In arguably quiet fashion, the healthcare sector is racing higher. Over the 90 days ending July 7, the largest basic healthcare ETF surged 12.41%. Shares of Dow component UnitedHealth Group Inc. (UNH) were even better over that span, surging 52%.

Fortunately for aggressive traders, the health insurance giant can be livened up with the Direxion Daily UNH Bull 2X ETF (UNHU). UNHU, which attempts to deliver 200% of the daily returns of the UnitedHealth stock, debuted in March. That could prove to be a well-timed addition to Direxion’s suite of geared ETFs, because a growing number of market observers believe an earnest market rotation is afoot, and healthcare stocks are benefiting from that trend. Something else for prospective UNHU traders to consider is the strong technical state of the underlying stock.

“Technical indicators show strong buying momentum: the MACD signals a strong buy, and the ADX confirms persistent buying pressure,” according to Traders Union. “The RSI is elevated at 58.68 with a buy signal, while the Stochastic RSI at 8.69 reveals an oversold condition, creating short-term conflicting cues.

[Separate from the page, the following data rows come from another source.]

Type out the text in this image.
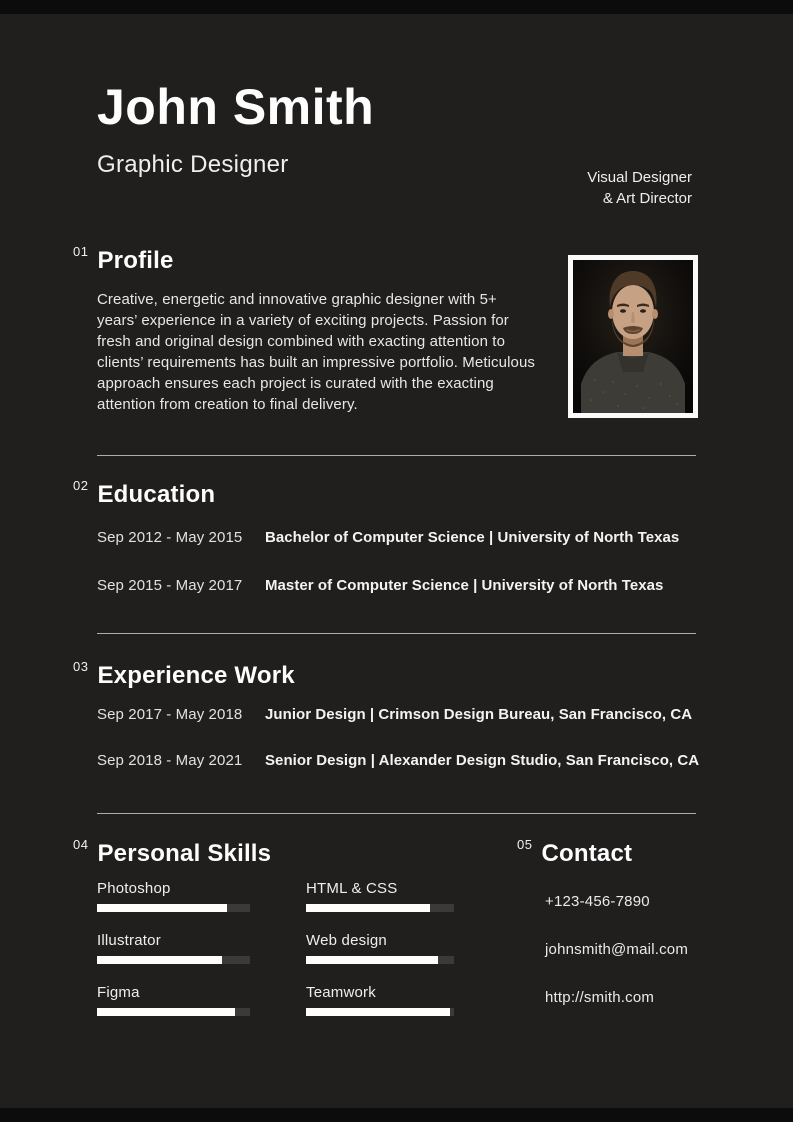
John Smith
Graphic Designer	Visual Designer
& Art Director
01 Profile
Creative, energetic and innovative graphic designer with 5+ years’ experience in a variety of exciting projects. Passion for fresh and original design combined with exacting attention to clients’ requirements has built an impressive portfolio. Meticulous approach ensures each project is curated with the exacting attention from creation to final delivery.
02 Education
Sep 2012 - May 2015	Bachelor of Computer Science | University of North Texas
Sep 2015 - May 2017	Master of Computer Science | University of North Texas
03 Experience Work
Sep 2017 - May 2018	Junior Design | Crimson Design Bureau, San Francisco, CA
Sep 2018 - May 2021	Senior Design | Alexander Design Studio, San Francisco, CA
04 Personal Skills
Photoshop
Illustrator
Figma
HTML & CSS
Web design
Teamwork
05 Contact
+123-456-7890
johnsmith@mail.com
http://smith.com
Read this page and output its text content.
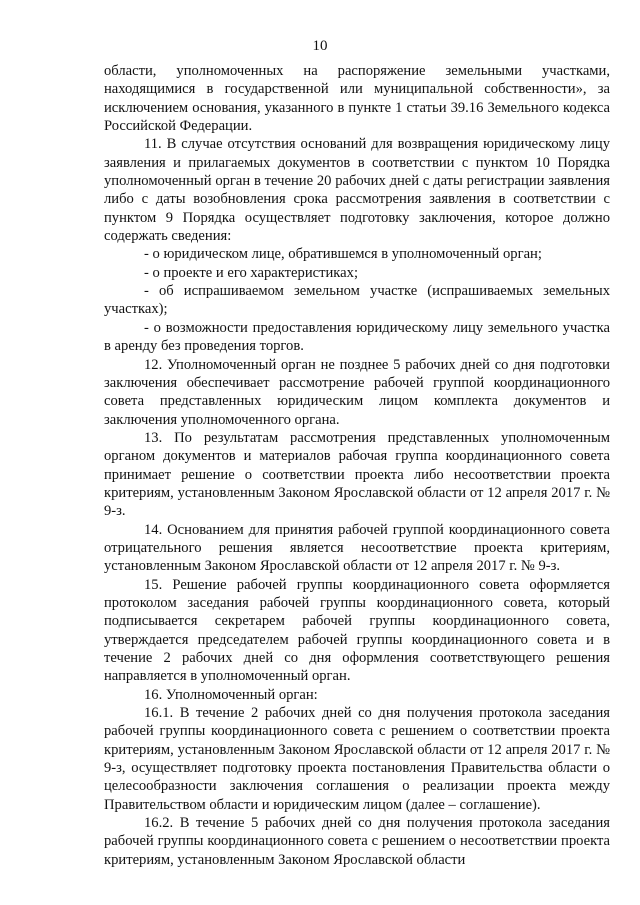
10

области, уполномоченных на распоряжение земельными участками, находящимися в государственной или муниципальной собственности», за исключением основания, указанного в пункте 1 статьи 39.16 Земельного кодекса Российской Федерации.

11. В случае отсутствия оснований для возвращения юридическому лицу заявления и прилагаемых документов в соответствии с пунктом 10 Порядка уполномоченный орган в течение 20 рабочих дней с даты регистрации заявления либо с даты возобновления срока рассмотрения заявления в соответствии с пунктом 9 Порядка осуществляет подготовку заключения, которое должно содержать сведения:

- о юридическом лице, обратившемся в уполномоченный орган;

- о проекте и его характеристиках;

- об испрашиваемом земельном участке (испрашиваемых земельных участках);

- о возможности предоставления юридическому лицу земельного участка в аренду без проведения торгов.

12. Уполномоченный орган не позднее 5 рабочих дней со дня подготовки заключения обеспечивает рассмотрение рабочей группой координационного совета представленных юридическим лицом комплекта документов и заключения уполномоченного органа.

13. По результатам рассмотрения представленных уполномоченным органом документов и материалов рабочая группа координационного совета принимает решение о соответствии проекта либо несоответствии проекта критериям, установленным Законом Ярославской области от 12 апреля 2017 г. № 9-з.

14. Основанием для принятия рабочей группой координационного совета отрицательного решения является несоответствие проекта критериям, установленным Законом Ярославской области от 12 апреля 2017 г. № 9-з.

15. Решение рабочей группы координационного совета оформляется протоколом заседания рабочей группы координационного совета, который подписывается секретарем рабочей группы координационного совета, утверждается председателем рабочей группы координационного совета и в течение 2 рабочих дней со дня оформления соответствующего решения направляется в уполномоченный орган.

16. Уполномоченный орган:

16.1. В течение 2 рабочих дней со дня получения протокола заседания рабочей группы координационного совета с решением о соответствии проекта критериям, установленным Законом Ярославской области от 12 апреля 2017 г. № 9-з, осуществляет подготовку проекта постановления Правительства области о целесообразности заключения соглашения о реализации проекта между Правительством области и юридическим лицом (далее – соглашение).

16.2. В течение 5 рабочих дней со дня получения протокола заседания рабочей группы координационного совета с решением о несоответствии проекта критериям, установленным Законом Ярославской области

Both the Commodity Channel Index (CCI) and Bull/Bear Power (BBP) reflect dominant buying, with BBP in overbought territory.”

Fundamentals Could Support UNHU, Too

As experienced investors know, the healthcare sector, particularly insurance providers, is fraught with political and regulatory risk. However, there are fundamental points of allure with UnitedHealth that could support occasional use of UNHU by risk-tolerant traders.

“In medical insurance, we believe UnitedHealth operates with cost advantages and network effects,” noted Morningstar’s Julie Utterback. “Although the firm operates a broad nationwide network, we think UnitedHealth benefits from scale advantages in specific locations, too, which is the key determinant of moats in medical insurance since local scale allows for greater negotiating leverage versus local healthcare suppliers than smaller insurers in each market.”

UnitedHealth’s pharmacy benefit manager (PBM), Optum Rx, also possesses positive moat attributes that could spark the stock and thus UNHU. In the PBM space, scale is essential, and UnitedHealth is one of a small number of players that has it. That potentially signals that Optum Rx could be an occasional propellant for the geared UNHU.

“The top three PBMs process about 80% of US pharmaceutical claims, and we think their historical cost advantages over other players led to their dominance of this market. However, they do not appear to have significant cost advantages over one another any longer,” added Utterback.